At this point two starting characters have died, and so those players are on their second and final PCs while in the dungeon (explained earlier in this thread). It was inveitable that some of the low level types would die, unfortunatly one of the deceased was the only rouge in the group and so they are being plauged by the traps I've liberally spread about (hehe). I suspect that at least one of the players who has lost a character may well be without a PC somewhere in the next region... then things will get interesting. BTW, I strongly recommend Traps I and Traps II by Fantasy Flight games for this dungeon. If anyone here is familiar with the old 1st Ed AD&D Grimtooth's Traps books you will be glad to know that these books are nothing like them! Well, slightly like them, but the traps in the FFG series are useable and not just slapstick examples of how to horribly maim and humiliate your friends in a RPG...

I've been considering recruiting PCless players to run sections of the dungeon, and major NPC's. In essence I would present them with a NPC (or more probably a group of NPCs) and allow him to guide that faction as he sees fit within the constraints of that factions location and politics. Has anyone taken an approach like this before in a game and if so how did it work out? Obviously it would only work with certain players... if it will work at all.

OblivionsLot said:
For those of you who are considering additional monsters for Region A, the latest set of D&D Minatures has a common figure that may just work for you - the Fiendish Dire Weasel!

Seeing as all the Dire Rats are running around, the Dire Weasels would be a nice addition. Sadly, they too would fall to the Rat Swarms, so they'd be a little careful in there running around. But it would be kind of neat to have the party stumble on a few feeding Weasels.

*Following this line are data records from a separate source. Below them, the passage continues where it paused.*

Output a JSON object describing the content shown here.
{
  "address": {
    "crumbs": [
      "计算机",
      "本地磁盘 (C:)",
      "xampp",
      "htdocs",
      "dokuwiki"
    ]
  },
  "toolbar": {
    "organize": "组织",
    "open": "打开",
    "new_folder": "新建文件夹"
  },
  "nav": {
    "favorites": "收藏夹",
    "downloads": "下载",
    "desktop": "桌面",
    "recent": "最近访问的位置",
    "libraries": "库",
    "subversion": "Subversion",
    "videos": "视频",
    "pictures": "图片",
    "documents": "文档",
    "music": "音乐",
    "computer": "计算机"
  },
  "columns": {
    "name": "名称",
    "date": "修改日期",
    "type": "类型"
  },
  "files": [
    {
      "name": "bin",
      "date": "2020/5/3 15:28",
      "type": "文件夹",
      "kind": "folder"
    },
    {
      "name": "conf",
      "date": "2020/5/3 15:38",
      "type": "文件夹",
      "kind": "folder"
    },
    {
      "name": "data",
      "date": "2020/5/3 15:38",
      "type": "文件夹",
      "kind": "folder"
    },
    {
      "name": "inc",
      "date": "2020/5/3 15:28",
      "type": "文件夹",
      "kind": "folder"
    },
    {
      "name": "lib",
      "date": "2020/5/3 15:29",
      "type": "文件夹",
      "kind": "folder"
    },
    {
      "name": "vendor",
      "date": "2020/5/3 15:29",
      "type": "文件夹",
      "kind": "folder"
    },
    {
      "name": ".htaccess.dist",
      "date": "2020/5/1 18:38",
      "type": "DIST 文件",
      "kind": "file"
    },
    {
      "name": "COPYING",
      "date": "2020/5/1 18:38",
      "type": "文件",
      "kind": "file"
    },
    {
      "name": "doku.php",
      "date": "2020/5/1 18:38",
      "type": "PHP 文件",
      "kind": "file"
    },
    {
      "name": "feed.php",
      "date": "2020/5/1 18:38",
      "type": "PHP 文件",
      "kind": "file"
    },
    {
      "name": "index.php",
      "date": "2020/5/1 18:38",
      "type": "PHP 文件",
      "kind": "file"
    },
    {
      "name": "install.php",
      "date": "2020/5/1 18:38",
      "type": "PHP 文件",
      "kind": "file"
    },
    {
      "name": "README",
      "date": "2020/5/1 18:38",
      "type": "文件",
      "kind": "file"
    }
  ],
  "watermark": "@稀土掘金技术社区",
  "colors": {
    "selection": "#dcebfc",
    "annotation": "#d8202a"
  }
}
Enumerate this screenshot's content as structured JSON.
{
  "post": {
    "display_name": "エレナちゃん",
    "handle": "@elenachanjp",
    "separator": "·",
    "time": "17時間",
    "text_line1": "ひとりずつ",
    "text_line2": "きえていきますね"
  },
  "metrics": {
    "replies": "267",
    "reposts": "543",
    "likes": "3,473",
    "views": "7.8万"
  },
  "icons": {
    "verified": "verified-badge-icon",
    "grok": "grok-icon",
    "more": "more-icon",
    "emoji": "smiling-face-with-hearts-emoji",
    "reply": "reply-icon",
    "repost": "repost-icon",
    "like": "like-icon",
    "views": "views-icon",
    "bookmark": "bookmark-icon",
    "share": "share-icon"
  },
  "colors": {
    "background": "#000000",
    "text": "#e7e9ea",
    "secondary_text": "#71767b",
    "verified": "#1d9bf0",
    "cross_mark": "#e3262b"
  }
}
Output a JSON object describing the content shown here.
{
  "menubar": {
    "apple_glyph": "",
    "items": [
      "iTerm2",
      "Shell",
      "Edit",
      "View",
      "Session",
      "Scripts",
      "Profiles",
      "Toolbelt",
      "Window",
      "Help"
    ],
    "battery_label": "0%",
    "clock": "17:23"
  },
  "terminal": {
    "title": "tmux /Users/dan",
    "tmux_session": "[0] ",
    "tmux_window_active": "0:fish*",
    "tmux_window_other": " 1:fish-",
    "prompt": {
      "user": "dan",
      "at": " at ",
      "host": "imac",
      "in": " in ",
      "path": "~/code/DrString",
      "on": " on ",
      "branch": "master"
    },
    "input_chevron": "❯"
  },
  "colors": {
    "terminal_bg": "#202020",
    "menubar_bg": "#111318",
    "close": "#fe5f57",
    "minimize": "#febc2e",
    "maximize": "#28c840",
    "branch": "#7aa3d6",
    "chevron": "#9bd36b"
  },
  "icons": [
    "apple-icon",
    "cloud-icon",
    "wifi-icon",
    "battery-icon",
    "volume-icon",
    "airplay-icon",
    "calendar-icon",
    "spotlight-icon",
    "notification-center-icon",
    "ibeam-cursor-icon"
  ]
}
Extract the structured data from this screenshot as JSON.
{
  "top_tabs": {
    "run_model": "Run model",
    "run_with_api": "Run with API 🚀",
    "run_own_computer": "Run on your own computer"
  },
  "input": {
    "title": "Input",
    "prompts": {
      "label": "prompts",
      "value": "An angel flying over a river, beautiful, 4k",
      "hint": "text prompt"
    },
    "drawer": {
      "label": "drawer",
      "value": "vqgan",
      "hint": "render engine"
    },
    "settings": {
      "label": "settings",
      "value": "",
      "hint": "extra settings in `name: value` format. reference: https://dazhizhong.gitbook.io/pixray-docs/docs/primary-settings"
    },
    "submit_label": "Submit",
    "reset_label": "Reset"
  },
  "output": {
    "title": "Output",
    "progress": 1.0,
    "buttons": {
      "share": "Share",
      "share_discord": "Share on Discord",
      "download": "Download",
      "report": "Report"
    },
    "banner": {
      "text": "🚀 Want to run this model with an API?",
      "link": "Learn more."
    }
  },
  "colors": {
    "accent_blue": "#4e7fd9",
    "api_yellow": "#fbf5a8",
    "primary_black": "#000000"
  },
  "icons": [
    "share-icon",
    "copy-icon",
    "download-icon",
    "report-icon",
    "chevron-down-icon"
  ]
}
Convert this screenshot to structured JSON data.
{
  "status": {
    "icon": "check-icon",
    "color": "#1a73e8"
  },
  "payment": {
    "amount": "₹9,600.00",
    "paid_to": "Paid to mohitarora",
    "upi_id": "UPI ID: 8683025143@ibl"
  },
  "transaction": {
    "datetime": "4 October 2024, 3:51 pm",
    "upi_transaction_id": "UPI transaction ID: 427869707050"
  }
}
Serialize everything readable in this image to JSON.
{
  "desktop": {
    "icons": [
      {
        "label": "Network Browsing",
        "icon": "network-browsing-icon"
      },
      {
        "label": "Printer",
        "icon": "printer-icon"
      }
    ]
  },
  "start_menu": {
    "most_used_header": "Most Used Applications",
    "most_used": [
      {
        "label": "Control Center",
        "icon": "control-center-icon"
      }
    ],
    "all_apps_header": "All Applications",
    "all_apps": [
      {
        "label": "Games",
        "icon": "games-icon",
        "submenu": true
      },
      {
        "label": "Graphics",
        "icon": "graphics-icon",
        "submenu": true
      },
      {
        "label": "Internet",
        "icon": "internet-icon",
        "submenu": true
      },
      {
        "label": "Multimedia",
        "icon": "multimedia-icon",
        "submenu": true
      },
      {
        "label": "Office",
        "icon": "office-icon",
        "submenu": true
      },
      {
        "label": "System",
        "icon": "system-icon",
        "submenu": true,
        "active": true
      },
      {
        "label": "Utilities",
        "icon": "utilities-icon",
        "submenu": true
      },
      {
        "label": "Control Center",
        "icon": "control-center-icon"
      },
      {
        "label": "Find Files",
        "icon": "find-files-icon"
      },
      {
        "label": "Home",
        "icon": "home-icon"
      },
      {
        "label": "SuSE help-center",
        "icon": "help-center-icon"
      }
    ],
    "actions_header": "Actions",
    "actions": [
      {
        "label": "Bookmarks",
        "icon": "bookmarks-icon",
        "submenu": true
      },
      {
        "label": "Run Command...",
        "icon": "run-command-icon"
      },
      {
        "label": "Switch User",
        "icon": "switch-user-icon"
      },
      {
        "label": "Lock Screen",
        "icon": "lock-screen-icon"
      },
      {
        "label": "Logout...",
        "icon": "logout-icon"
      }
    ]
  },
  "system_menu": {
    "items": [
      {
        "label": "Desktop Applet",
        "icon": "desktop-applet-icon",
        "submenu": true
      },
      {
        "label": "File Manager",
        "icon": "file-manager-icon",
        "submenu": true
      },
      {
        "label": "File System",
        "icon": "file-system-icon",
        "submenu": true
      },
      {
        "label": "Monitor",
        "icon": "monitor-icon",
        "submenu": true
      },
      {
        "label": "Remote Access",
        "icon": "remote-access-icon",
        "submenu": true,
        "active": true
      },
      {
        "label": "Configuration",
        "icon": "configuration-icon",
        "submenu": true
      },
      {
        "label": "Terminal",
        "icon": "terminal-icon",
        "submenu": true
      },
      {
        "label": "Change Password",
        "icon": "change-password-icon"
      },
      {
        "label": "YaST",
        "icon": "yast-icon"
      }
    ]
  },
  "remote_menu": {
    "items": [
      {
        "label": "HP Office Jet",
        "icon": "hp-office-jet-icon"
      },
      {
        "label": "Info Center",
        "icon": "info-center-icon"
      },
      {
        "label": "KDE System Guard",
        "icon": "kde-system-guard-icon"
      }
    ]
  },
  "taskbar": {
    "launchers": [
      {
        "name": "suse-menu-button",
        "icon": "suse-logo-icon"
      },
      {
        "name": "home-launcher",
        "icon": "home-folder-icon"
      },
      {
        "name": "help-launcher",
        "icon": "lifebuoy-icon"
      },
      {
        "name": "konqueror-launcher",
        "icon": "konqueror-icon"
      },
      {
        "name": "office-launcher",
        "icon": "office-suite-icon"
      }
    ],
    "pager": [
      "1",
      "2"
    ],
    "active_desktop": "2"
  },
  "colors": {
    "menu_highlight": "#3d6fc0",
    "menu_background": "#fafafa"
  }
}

It's a common figure in the Aberrations set, so you should be able to find them rather easily - especially if you find someone willing to sell extras.

Jon

Fair warning about giant weasles and low level parties. They suck blood which translates into con loss in the game mechanic. If you think Stirges are dangerous try taking on three weasles that can take a couple of heafty sword thrusts each and are sucking down characters con scores and dont have maximum limits to how much they will take....
 

So many blogs, so little updating...
Is it that much of a task to do?
Oh well. </semirant>

The fiendish weasel may make it into the game tonight simply to throw in something new.

Last week the level 2 group avoided the massive stirge room (a gimme on my part).
But now they're level 3 and are thinking about going back there.

Plus I've changed Longtail around. Well actually I've leaked around my FLGS that he was changed around. And of course someone leaked it to a group member. Never trust a powergamer, but feel free to use him to your own devious ends.